Digital historical sciences
The discipline of “Digital historical sciences” has a prominent place at the institute since years: by coordinating and participating in the open access platform OstDok (Eastern European documents online) and due to the efforts in the digitisation of its journal “Bohemia”, the CC continuously expands its offerings of digitally freely available full texts. As one of four supporting institutions the CC also participates in the interdisciplinary research portal osmikon. Furthermore, within the joint project OstData, the CC is establishing since 2019 a central service for research data in the field of Eastern European Studies.
Aside from our digital publications and our work in retro-digitisation of analogue materials, the use of computer-aided methods of data processing for academic research should be seen as a central part of our digitization effort. Such methods will not necessarily alter the results of research in terms of its knowledge value, but will certainly change how such research is done – through the joint, networked efforts of several researchers, for example, or through the recording and processing of large masses of data.

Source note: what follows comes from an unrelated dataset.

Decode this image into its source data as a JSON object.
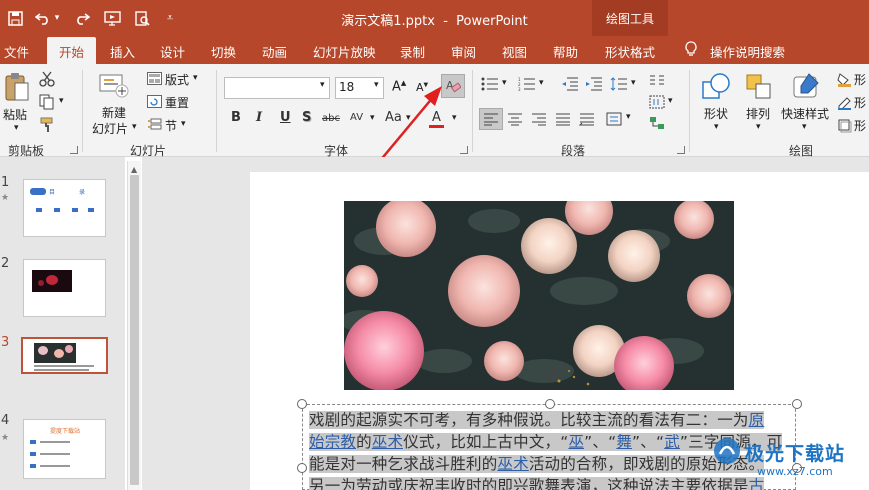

And it is here where the two topics of digital methods and retro-digitisation meet – for example, in computer-aided processes for text recovery. Both processes will initially produce individual digitisations, of archive documents for example. On the basis of such digitisations, electronic editions can then emerge containing materials that either cannot be created in print form, or that can only be so created with great difficulty. But it should be noted that neither text recovery nor data processing techniques imply that digital methods will displace conventional research, but will rather that such methods will enhance such research.
The path being taken by the Collegium Carolinum is a practical one: we aim to apply digital techniques wherever they can provide answers to relevant research issues and wherever they represent new opportunities for handling such issues. This presupposes the need to accumulate the infrastructure necessary for digital research, which primarily means creating programmed environments for database administration, for visualisation and for web interfaces. As a second step, the aim is that each individual institute be in a position to use this infrastructure for its own internal purposes, but also for inter-institutional cooperation in digital research (as part of the “Historical Sciences Munich" competence network, for example).
These future digital research projects should be understood in a two-fold sense: for one thing they should describe the data recovery and processing work in relation to an overweening question to be answered and, for another, they should become directly accessible for later research efforts through their digital data format (which will allow them to be manipulated). The visible interface between the various different usages of digital research methods should be provided by the tools provided by and for researchers for their interactive display (visualisation). In addition to this, the networking and web-based presentation of selected research results should also be oriented towards conforming to the requirements of the international specialist community.
Since 1 September 2014 Collegium Carolinum has its own unit with responsibility for the topic of digital history. Its purpose, to express it as a bullet point sketch, is – the creation of an infrastructure, digital cooperation, data reading, display and exploitation of data – to be achieved over a preliminary period of two years.